# Leveraging RAG for Prebuilt Code Access

In this Jupyter notebook, we'll explore how to use Retrieval-Augmented Generation (RAG) for accessing prebuilt code and facilitating data retrieval. Additionally, we'll demonstrate how RAG enables us to query a Large Language Model (LLM) directly, enhancing our ability to integrate and understand complex code snippets efficiently.
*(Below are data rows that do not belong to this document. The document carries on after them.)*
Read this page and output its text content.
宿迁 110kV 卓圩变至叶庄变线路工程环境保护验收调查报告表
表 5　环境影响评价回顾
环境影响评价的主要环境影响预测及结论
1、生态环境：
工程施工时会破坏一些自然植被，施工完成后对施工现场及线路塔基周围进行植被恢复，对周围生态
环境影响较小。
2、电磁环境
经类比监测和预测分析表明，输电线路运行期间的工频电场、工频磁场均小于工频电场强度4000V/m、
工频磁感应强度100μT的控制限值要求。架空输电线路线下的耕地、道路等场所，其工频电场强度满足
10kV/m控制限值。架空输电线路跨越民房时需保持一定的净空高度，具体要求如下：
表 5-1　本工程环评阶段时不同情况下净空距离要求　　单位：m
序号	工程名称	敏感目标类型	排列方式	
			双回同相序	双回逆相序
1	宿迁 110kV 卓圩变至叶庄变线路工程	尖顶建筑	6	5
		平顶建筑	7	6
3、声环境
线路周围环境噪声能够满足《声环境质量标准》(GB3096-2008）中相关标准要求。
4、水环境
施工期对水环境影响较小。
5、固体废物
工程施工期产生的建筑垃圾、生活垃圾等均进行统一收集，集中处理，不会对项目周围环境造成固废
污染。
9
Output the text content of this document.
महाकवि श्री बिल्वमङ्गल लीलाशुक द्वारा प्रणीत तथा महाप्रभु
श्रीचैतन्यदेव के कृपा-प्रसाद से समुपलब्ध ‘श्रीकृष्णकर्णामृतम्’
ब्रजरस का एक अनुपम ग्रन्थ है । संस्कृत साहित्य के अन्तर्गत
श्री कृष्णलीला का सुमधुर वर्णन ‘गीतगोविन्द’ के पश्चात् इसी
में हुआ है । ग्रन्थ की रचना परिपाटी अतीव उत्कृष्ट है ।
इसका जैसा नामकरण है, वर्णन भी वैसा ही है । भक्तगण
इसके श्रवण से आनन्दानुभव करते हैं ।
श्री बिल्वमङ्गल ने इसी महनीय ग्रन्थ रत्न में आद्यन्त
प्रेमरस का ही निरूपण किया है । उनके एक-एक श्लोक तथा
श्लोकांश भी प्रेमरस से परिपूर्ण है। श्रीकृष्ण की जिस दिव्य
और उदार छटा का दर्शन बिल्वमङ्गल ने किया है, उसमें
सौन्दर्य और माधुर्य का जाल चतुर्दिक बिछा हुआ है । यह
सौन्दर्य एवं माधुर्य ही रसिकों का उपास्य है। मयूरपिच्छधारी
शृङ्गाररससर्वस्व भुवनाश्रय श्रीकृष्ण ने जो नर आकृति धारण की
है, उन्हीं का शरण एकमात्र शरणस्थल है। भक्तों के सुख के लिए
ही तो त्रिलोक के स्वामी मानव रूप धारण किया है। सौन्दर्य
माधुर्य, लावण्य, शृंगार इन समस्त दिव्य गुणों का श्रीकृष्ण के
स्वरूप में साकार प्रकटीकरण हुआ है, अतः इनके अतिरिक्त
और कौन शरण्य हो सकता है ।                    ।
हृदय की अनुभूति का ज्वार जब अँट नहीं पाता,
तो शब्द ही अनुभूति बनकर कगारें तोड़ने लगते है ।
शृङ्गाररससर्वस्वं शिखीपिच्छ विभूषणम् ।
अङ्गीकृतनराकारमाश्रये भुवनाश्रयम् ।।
This approach aims to streamline the development process by leveraging prebuilt resources and interactive querying, showcasing a practical application of RAG in code generation and knowledge extraction.

In [1]:
# Import Requires Modules
# Standard library imports
import warnings
from pprint import pprint
import re

# Third-party library imports
import bs4
from langchain import hub
from langchain.text_splitter import RecursiveCharacterTextSplitter, Language
from langchain_community.document_loaders import WebBaseLoader
from langchain_community.document_loaders.generic import GenericLoader
from langchain_community.document_loaders.parsers import LanguageParser
from langchain_community.vectorstores import Chroma
from langchain_core.output_parsers import StrOutputParser
from langchain_core.runnables import RunnablePassthrough, RunnableParallel
from langchain_core.prompts import PromptTemplate
from langchain_openai import ChatOpenAI, OpenAIEmbeddings
from langchain_core.messages import AIMessage, HumanMessage
from langchain.text_splitter import RecursiveCharacterTextSplitter

# Suppress warnings
warnings.filterwarnings("ignore")

In [2]:
# Insert API Key
import getpass
import os

os.environ["OPENAI_API_KEY"] = getpass.getpass()

In [3]:
# Load in loader 
loader = GenericLoader.from_filesystem(
    r"C:\Users\lberm\OneDrive\Desktop\GitHub_Repository\educational_code_gen\stable_properties",
    glob="*",
    suffixes=[".js"],
    parser=LanguageParser(language=Language.JS)
)
docs = loader.load()
print("Length of docs is " , len(docs))

# View Metadata
for document in docs:
    pprint(document.metadata)
    
# text_splitter = RecursiveCharacterTextSplitter.from_language(language=Language.JS, chunk_size=4000, chunk_overlap=200)
# texts = text_splitter.split_documents(docs)
# print(len(texts))


Length of docs is  3
{'content_type': 'simplified_code',
 'language': <Language.JS: 'js'>,
 'source': 'C:\\Users\\lberm\\OneDrive\\Desktop\\GitHub_Repository\\educational_code_gen\\stable_properties\\fluid_and_mechanical_properties.js'}
{'content_type': 'functions_classes',
 'language': <Language.JS: 'js'>,
 'source': 'C:\\Users\\lberm\\OneDrive\\Desktop\\GitHub_Repository\\educational_code_gen\\stable_properties\\UnitConverter.js'}
{'content_type': 'simplified_code',
 'language': <Language.JS: 'js'>,
 'source': 'C:\\Users\\lberm\\OneDrive\\Desktop\\GitHub_Repository\\educational_code_gen\\stable_properties\\UnitConverter.js'}


In [9]:
# text_splitter = RecursiveCharacterTextSplitter.from_language(language=Language.JS, chunk_size=2000, chunk_overlap=200)
# texts = text_splitter.split_documents(docs)
# print(len(texts))

11


In [4]:
# Print out content from the code
print("\n\n--8<--\n\n".join([document.page_content for document in docs]))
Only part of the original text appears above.